Each computer requires an IP address (see the intro).  Your router may have a built in DHCP server, which makes it possible to set up the network automatically, but you may require more control over it.  If you have any plans to host a web site, gaming server, FTP server, etc, from within your LAN, you will need to assign IP addresses manually.  To do this, see the instructions on manual assignment in the previous section.  You must bear in mind that your router also has an IP address, and your computers and router must all be on the same subnet in order to talk to each other.

By way of example, I own two routers.  One comes configured as 10.0.0.2 as standard.  I therefore selected IP addresses like 10.0.0.3, 10.0.0.77, etc.  The other router comes set up as 192.168.1.1.  This one however I changed to 192.168.77.99, and then used IP addresses for the computers like 192.168.77.1, 192.168.77.66, etc.

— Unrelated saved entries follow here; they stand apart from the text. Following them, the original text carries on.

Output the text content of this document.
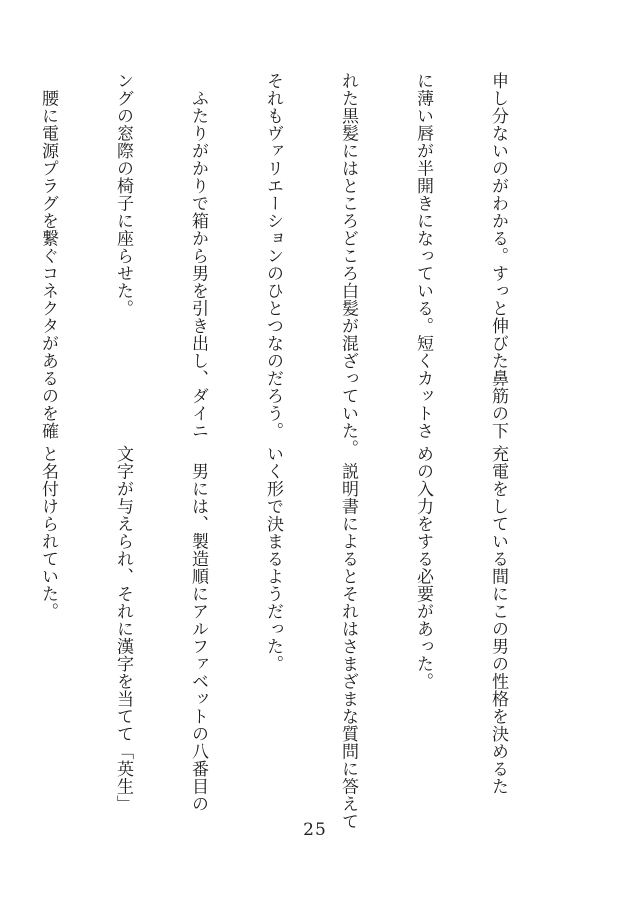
申し分ないのがわかる。すっと伸びた鼻筋の下

に薄い唇が半開きになっている。短くカットさ

れた黒髪にはところどころ白髪が混ざっていた。

それもヴァリエーションのひとつなのだろう。

　ふたりがかりで箱から男を引き出し、ダイニ

ングの窓際の椅子に座らせた。

　腰に電源プラグを繋ぐコネクタがあるのを確

充電をしている間にこの男の性格を決めるた

めの入力をする必要があった。

　説明書によるとそれはさまざまな質問に答えて

いく形で決まるようだった。

　男には、製造順にアルファベットの八番目の

文字が与えられ、それに漢字を当てて「英生」

と名付けられていた。

25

Finally, you do not need to use internet connection sharing, for obvious reasons.
Only able to visit the forums sporadically, sorry.

Geek & Dummy - honest news, reviews and howtos

Rob Pomeroy

#4
Contents

1. Intro
2. Dial-up internet connection
3. (DSL/Broadband/Cable) Modem connected to a single PC
4. (DSL/Broadband/Cable) Router networked to all PCs
5. File and print sharing

5. File and print sharing

Whatever kind of network you have installed, you will probably want to be able to share files around the network, and possibly printers too.  When you don't have a server involved (e.g. Windows 2003 SBS) this is called peer-to-peer file sharing; all PCs have the same status.  This form of file sharing is not especially secure.  Passwords tend to be weak or easy to attack by "brute force" (trying every possible combination).  This is one reaon why you need to have satisfactory firewalling arrangements.  Windows file and print sharing uses ports 137, 138 and 139.  You don't need to know what that means, you just need to make sure that your firewall blocks those ports from the internet!

The easiest way of sharing resources, is to make sure that your computers are all within the same workgroup.  Not a particularly complex concept - you just need to give the computers the same workgroup name, e.g. "HOME", "WORKGROUP" or "OFFICE".  The settings are found in different places depending on which version of Windows you are using.  Before Windows 2000, the setting was in Control Panel-->Network.  From 2000 (I think - never played with 2000 personally!) onwards right-click "My Computer", choose "Properties", then click the "Computer name" tab, followed by the "Change" button.  Ignore anything about domains; you just want to set the workgroup.

You may need to reboot your PCs after changing these settings.  Once done, setting up sharing is as easy as right-clicking the folder/printer you want to share, and clicking "Sharing".  Give the resource a name, change any other options you want to change, and away you go.  You can then browse to those resources from other computers, using "Network Neighborhood".

A note about wireless networks

Currently, all wireless networks can be cracked.  The problem with wireless is that it's indiscriminate.  The signal is scattered, and anyone within range can pick it up.  Contrast that with wired networks, where you need some form of physical access in order to "enter" the network.

Once a wireless network has been detected, it is not difficult for someone with the knowhow to crack the network's encryption.  They then have access to all the resources on your network - and scarily they can do this from an unmarked van parked outside your house.  You may not even be able to detect the intrusion.

For this reason I strongly recommend that you use maximum security if you have a wireless network.  Switch of file and print sharing, unless you're sure you need it.  If you need it, use very strong passwords.  Use software firewalls on all PCs, and it goes without saying, use reputable virus and spyware detection software and keep it up to date.
Only able to visit the forums sporadically, sorry.

Geek & Dummy - honest news, reviews and howtos

Rob Pomeroy

#5
Right, I think I'm done for now, barring any errors.  dl65 and blackberry, could I ask you to delete those messages of yours?  Only because they're throwing out the links.  Thanks!

Flame: Posts removed, topic locked.
Only able to visit the forums sporadically, sorry.